L'alternativa è tenersi un governo farsesco appeso alle stramberie dei Ciampolillo di turno e sponsorizzato dalla voce solitaria dall’ultras del giustizialismo Marco Travaglio. La soluzione migliore sarebbe il ritorno alle urne ma la gran parte dei parlamentari, trasformati in tacchini in seguito alla riforma numerica nella composizione delle Camere, non sono disposti ad invocare la vigilia di Natale che coincide con il loro martirio. Giacché il governo non gestisce una fase ordinaria, essendo immersi in una crisi economica colossale che sta moltiplicando le aree del disagio sociale, sarebbe da irresponsabili cronici non agevolare un'alternativa all'attuale premier.

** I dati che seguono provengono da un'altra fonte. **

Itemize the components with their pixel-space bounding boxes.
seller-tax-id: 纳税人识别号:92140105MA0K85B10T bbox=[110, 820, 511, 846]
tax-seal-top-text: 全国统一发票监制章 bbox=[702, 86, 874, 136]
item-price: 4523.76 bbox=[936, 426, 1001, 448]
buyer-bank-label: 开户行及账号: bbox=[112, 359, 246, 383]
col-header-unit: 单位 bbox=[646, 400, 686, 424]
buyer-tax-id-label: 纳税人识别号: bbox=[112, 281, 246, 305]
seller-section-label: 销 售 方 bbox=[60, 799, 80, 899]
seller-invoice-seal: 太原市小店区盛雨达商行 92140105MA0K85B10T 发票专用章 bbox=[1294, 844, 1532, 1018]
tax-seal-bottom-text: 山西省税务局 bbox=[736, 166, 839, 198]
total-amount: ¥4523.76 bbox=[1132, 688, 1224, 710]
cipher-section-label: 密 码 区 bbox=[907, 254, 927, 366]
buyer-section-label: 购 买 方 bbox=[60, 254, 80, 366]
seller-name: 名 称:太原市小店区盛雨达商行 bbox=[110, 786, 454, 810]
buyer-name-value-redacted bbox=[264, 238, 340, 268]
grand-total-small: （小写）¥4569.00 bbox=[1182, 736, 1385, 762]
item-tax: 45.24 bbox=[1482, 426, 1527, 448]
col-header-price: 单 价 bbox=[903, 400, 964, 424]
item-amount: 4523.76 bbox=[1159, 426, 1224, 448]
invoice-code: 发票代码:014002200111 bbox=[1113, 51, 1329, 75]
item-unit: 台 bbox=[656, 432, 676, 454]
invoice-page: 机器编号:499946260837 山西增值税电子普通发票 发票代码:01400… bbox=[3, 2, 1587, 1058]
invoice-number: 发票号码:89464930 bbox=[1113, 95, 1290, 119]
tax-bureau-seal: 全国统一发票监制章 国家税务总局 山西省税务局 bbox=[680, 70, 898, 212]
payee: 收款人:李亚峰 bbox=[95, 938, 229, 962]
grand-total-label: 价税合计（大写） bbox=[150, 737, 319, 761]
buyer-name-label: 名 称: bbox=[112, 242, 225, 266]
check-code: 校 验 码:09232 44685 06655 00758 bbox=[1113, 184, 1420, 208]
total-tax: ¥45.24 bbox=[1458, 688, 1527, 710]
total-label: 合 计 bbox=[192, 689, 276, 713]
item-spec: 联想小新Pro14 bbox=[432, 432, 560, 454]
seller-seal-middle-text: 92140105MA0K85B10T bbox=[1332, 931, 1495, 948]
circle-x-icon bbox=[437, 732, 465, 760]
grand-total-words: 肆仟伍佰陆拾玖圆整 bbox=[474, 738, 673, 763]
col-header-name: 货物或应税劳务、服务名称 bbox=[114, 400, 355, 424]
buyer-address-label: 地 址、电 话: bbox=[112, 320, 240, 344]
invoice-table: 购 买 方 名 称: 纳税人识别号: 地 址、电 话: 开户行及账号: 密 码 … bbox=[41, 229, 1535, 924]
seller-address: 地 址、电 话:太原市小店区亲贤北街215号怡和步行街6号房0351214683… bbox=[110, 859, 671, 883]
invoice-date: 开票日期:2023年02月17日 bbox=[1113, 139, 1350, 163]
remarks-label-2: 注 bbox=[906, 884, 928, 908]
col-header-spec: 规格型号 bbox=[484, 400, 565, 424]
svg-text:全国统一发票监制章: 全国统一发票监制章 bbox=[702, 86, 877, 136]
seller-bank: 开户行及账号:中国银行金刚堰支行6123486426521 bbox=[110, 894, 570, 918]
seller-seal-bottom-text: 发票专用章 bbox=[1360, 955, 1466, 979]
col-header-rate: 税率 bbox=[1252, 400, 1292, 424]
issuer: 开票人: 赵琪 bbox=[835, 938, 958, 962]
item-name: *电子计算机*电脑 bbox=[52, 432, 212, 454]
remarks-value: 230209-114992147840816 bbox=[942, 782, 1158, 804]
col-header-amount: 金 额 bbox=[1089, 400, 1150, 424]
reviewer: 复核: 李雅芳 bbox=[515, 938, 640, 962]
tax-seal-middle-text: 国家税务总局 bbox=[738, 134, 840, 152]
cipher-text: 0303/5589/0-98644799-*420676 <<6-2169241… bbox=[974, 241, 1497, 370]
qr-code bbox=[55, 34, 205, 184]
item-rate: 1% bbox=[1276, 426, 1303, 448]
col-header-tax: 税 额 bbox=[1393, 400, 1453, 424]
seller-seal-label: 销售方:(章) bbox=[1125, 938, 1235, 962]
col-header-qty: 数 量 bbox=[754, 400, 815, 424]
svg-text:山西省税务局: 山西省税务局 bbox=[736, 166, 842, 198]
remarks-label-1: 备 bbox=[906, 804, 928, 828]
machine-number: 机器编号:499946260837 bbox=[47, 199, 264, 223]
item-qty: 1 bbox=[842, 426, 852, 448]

Dopo il colloquio di Mattarella con Conte, i retroscenisti raccontano della freddezza del Capo dello Stato verso la soluzione raccogliticcia raggiunta a Palazzo Madama che ha certificato numeri risicati e un’omogeneità politica risibile, che preludono ad una precarietà del quadro politico incompatibile con l’esigenza di gestire la crisi pandemica con una solida maggioranza parlamentare. I costituzionalisti per descrivere il ruolo del Presidente della Repubblica adottano la metafora della fisarmonica: si espande e si comprime, proprio come il mantice dello strumento, modulando il movimento in base alla situazione politica. Quando i rapporti di forza all’interno del Parlamento sono delineati, con i partiti in grado di prospettare soluzioni praticabili, il Colle si limita a registrarne gli orientamenti agendo di conseguenza. Mentre quando la formula politica del governo si dimostra inconsistente, il Capo dello Stato può indirizzare le forze politiche verso un percorso di sblocco dello stallo. Questa fase politica autorizza il presidente Mattarella ad allargare il suo ruolo, incoraggiando la formazione di un governo di unità nazionale che conduca il Paese in sicurezza. Il centrodestra maturi una disponibilità unitaria alla condivisione di un governo dell’emergenza, scongiurando gli esiti divisivi che possono provenire dalle lusinghe messe in moto da Palazzo Chigi.